As well as running her blog, Linda is one of the organisers of the Deepings Literary Festival, now in its third year. The original plan was for it to take place every two years, but the 2020 and 2021 events had to be cancelled owing to COVID restrictions. The festival took place this year, so the next one will be in 2024.
“In the first year I was asked to interview Alison Brice. Planning interviews takes much longer than people realise. I spend several hours researching and writing the questions. I write out the whole script – just so I can get it straight in my head, and, for the last festival, in case I went down with COVID, so someone else could take over.”

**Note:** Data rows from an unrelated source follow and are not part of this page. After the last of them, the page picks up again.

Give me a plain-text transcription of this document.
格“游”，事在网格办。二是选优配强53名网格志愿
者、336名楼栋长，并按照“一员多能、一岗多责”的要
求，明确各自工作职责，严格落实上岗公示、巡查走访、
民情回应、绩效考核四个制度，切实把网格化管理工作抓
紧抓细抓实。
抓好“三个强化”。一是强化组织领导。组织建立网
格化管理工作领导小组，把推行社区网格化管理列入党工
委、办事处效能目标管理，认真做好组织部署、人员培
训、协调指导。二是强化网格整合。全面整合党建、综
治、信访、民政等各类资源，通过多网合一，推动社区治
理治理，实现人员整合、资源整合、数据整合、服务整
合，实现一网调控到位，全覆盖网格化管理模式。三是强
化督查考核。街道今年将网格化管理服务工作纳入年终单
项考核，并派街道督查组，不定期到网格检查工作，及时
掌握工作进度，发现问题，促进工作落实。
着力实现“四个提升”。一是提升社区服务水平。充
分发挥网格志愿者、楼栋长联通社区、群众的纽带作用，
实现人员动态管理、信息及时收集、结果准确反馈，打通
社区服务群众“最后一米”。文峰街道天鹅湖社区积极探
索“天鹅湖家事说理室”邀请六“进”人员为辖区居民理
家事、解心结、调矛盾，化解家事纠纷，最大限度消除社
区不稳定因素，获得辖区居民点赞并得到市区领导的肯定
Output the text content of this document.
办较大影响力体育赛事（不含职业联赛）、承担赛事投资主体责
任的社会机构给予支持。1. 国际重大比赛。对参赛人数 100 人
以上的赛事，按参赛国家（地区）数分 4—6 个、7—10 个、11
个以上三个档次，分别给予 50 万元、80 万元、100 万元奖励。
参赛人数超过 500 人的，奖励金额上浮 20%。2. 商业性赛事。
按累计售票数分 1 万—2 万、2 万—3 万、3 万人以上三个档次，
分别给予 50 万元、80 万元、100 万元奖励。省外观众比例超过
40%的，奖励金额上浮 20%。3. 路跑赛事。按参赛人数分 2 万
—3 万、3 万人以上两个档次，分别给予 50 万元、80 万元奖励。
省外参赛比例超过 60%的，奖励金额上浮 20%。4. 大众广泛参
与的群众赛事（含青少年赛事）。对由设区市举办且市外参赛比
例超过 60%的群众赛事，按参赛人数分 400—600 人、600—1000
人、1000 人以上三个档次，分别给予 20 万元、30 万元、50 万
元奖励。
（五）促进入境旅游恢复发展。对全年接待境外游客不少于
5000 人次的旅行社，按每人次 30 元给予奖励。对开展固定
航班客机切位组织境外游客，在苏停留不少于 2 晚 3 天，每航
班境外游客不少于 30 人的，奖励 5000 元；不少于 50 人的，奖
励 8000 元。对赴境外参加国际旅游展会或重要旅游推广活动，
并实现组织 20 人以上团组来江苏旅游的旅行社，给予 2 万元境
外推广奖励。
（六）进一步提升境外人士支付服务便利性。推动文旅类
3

Asked if she writes herself, Linda says that she has published more than twenty tutor resource books for Hodder Education. She started her working career as an English teacher and then became an Ofsted inspector. She also set up her own business running independent projects – for example, an event in the Millennium Dome. She was in demand straight away. “The first year I went independent, I had ten free days, including weekends.” She has been encouraged to write by others and once entered a competition run by Simon and Schuster that involved writing the first few chapters of a novel. “They said they’d like to see the rest, which didn’t exist, so I wrote 55,000 words in the space of two weeks! Unsurprisingly, their verdict was that it had promise, but it wasn’t for them.” However, although she has a ‘story in her head’, Linda says she has no burning desire to write. She wants to do other things, including the Book Bag and travel. She and her husband Steve are prodigious travellers and have been from “Antarctica to Zambia, Australia to Zimbabwe.”
Linda grew up in Wood Newton, which at the time boasted a pub and a shop and a solitary telephone box. She was a late reader, not learning to read properly until she was eight, when she first acquired a pair of spectacles and realised that “all those black marks on the pages mean something.” Thomas Hardy is her favourite writer from the classics. Among her modern favourites are Carol Lovekin, Chris Whitaker and, for crime, M W Craven, to whom goes the distinction of being the only writer whose entire series of books she has read. She says her tastes in writing are eclectic – she reads most types of fiction, except SF, Fantasy and Horror.
Asked what advice she would give to new authors, Linda says:
“When you’re contacting reviewers or other people on social media, don’t just launch in with ‘Here’s my book; buy it!’ Build up a following by following authors of books similar to your own. Support other authors. Organise a blog tour – it’s like undertaking a physical tour of bookshops. Take part in social media regularly – not necessarily by writing a lot, but by constantly reminding people you are there. Join Facebook groups – the Crime Book Club, Book Connections. Interact with people. Create relationships and build them up. Be brave: approach local libraries and radio stations. Be prepared to put yourself out there – I know this is hard for some authors.”